El reloj del abuelo Ficato vegetaba taciturno y desabrigado en una casa del Vedado pintadita de verde claro, con portal pequeño y ventanas de cristales a través de las cuales podía verlo mover su pesado péndulo dorado y del que, en mi visión fantasiosa, brotaban lágrimas. Una de las tantas historias que eran parte de nuestras excursiones a comer sándwiches a la cafetería El Carmelo o a la de El Potín. De regreso a casa en el veterano Ford de la tía Carmen transitábamos despacio por delante de aquella casa para saludar con cariño de antiguos amigos al triste reloj. Asomando el rostro por la ventanilla mi hermana y yo, regadas las greñas por la brisa, la tía Carmen nos contaba siempre con voz recóndita que en esa casa vivía el señor Ficato. Militar retirado con alto rango y honores que hacía muchos años gustaba de tocar el piano en el saloncito de su casa y de limpiar su querido reloj de pie. Regalo de su bisabuelo a su abuelo y de s
u abuelo a su padre y de su padre a él. Una caja de madera de mar, hermosa y tallada, con una dedicatoria en letras de oro: El tiempo descubre la verdad. Una pieza única, una obra maestra. Lo había mandado a hacer a un famoso ingeniero relojero de su ciudad natal allá en Cataluña y se lo entregó al primero de los Ficatos en su graduación de médico. Se conservó en el mismo sitio por años, y para que la luz del sol no blanqueara su cuerpo cobrizo durante las horas del mediodía lo cubrían con la mantilla de encaje de Chantilly de su esposa. A mediados del año 1959, cuando los barbudos ya asentados en la capital pesquisaban rezagos y dominios, se le aparecieron en la casa al señor Ficato. Buscaban su arma pues no aparecía registrada en las entregas. El tembloroso y enfermo abuelo Ficato, como ya le llamábamos a estas alturas de la historia, aseguró que si la había depuesto, que sería una equivocación, un error burocrático. Tres hombres uniformados del verde olivo revolucionario estremecieron la casa, dejaron gavetas tiradas en el patio, colchones rotos y lozas de la cocina levantadas. Casi al salir, uno de ellos reparó en el viejo reloj del que ya le habían molestado sus campanadas. Y fue por el. No valieron las súplicas del abuelo Ficato o el sollozo arrasado de su mujer, ni la intervención del vecino llamado a testigo. Con una silla quebraron la caja del reloj por detrás, sacaron la maquinaria y le dejaron todo hecho un amasijo de metales sonantes sobre el sofá de mimbre. No encontraron nada pero le dieron cita para pagar una multa por desacato. Desde entonces los acordes de Bach se enmudecieron y solo se escuchaba el eco de martillos y clavas, y el retintín de llaves y pinzas. El abuelo Ficato recompuso su reloj y lo colocó en el mismo lugar, exhibiéndolo a todos los transeúntes que le habían admirado desde siempre.
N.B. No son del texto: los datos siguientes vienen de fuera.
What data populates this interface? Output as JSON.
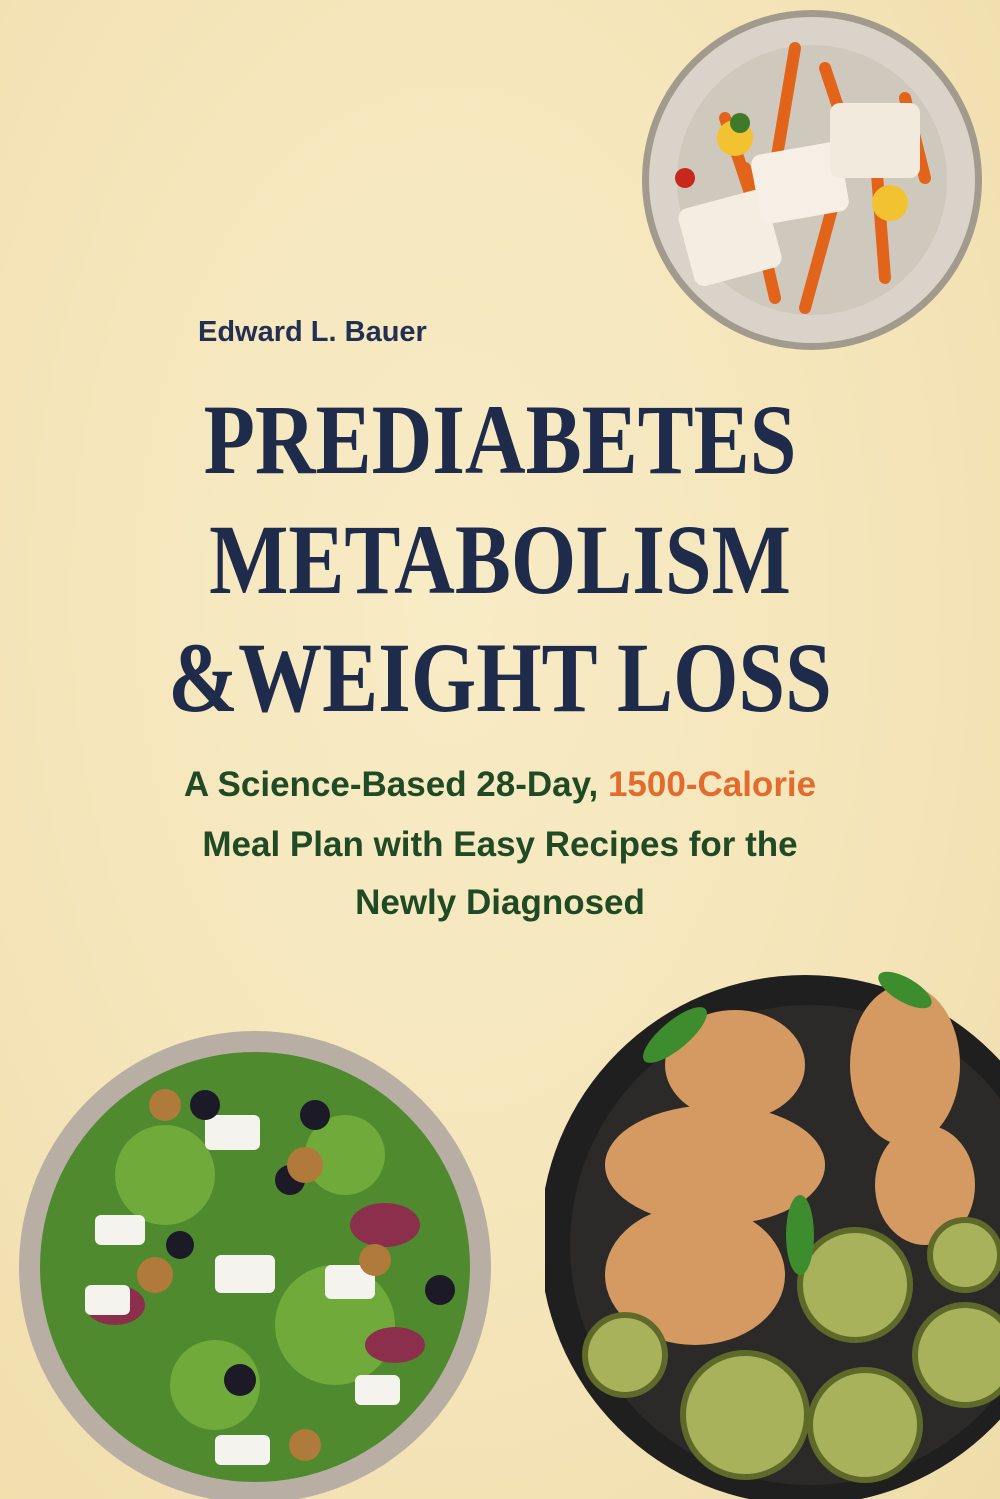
{
  "cover": {
    "author": "Edward L. Bauer",
    "title_lines": [
      "PREDIABETES",
      "METABOLISM",
      "&WEIGHT LOSS"
    ],
    "subtitle": {
      "line1_part1": "A Science-Based 28-Day, ",
      "line1_highlight": "1500-Calorie",
      "line2": "Meal Plan with Easy Recipes for the",
      "line3": "Newly Diagnosed"
    },
    "colors": {
      "background": "#f5e6bb",
      "title": "#1f2b4a",
      "subtitle": "#1f4a24",
      "highlight": "#e26b2e"
    },
    "images": [
      "fish-with-sweet-potato-fries-plate",
      "green-salad-bowl",
      "chicken-zucchini-skillet"
    ]
  }
}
Sus hijos y nietos abandonaron el país unos años después sin que les dejaran llevar ni sus propios relojes de pulsera, y el abuelo Ficato murió tomando su siesta en el sofá de mimbre al lado de su reloj. Dinorah, la cridada de la casa, recibió todo en testamento, y conservaba la joya en el mismo sitio. Fue ella quien contó la historia a una amiga de una amiga de una amiga de mi tía Carmen. La primera noche que la escuché, llegué a casa y agarré una silla de la cocina, me encaramé y descolgué de la pared, en lo alto estante del calentador del agua, el reloj amarillo con bordes dorados en forma de cafetera que conocía de toda la vida y que regía los tiempos de mami para la cocina y para nosotros. Lo escondí entre las colchas de los perros y no pudieron encontrarlo en varios días. Hoy creo que aferrarse al pasado con garras de tigre no es totalmente saludable. No debemos, y no queremos, olvidar. Pero no podemos desangrarlo buscando una cura. Si alguien me hubiera arrebatado aquel reloj amarillo en forma de cafetera de la maravillosa cocina de mi casa hubiera perdido mis tiempos y mis sitios, e igual que una paloma mensajera no encontraría regreso al hogar.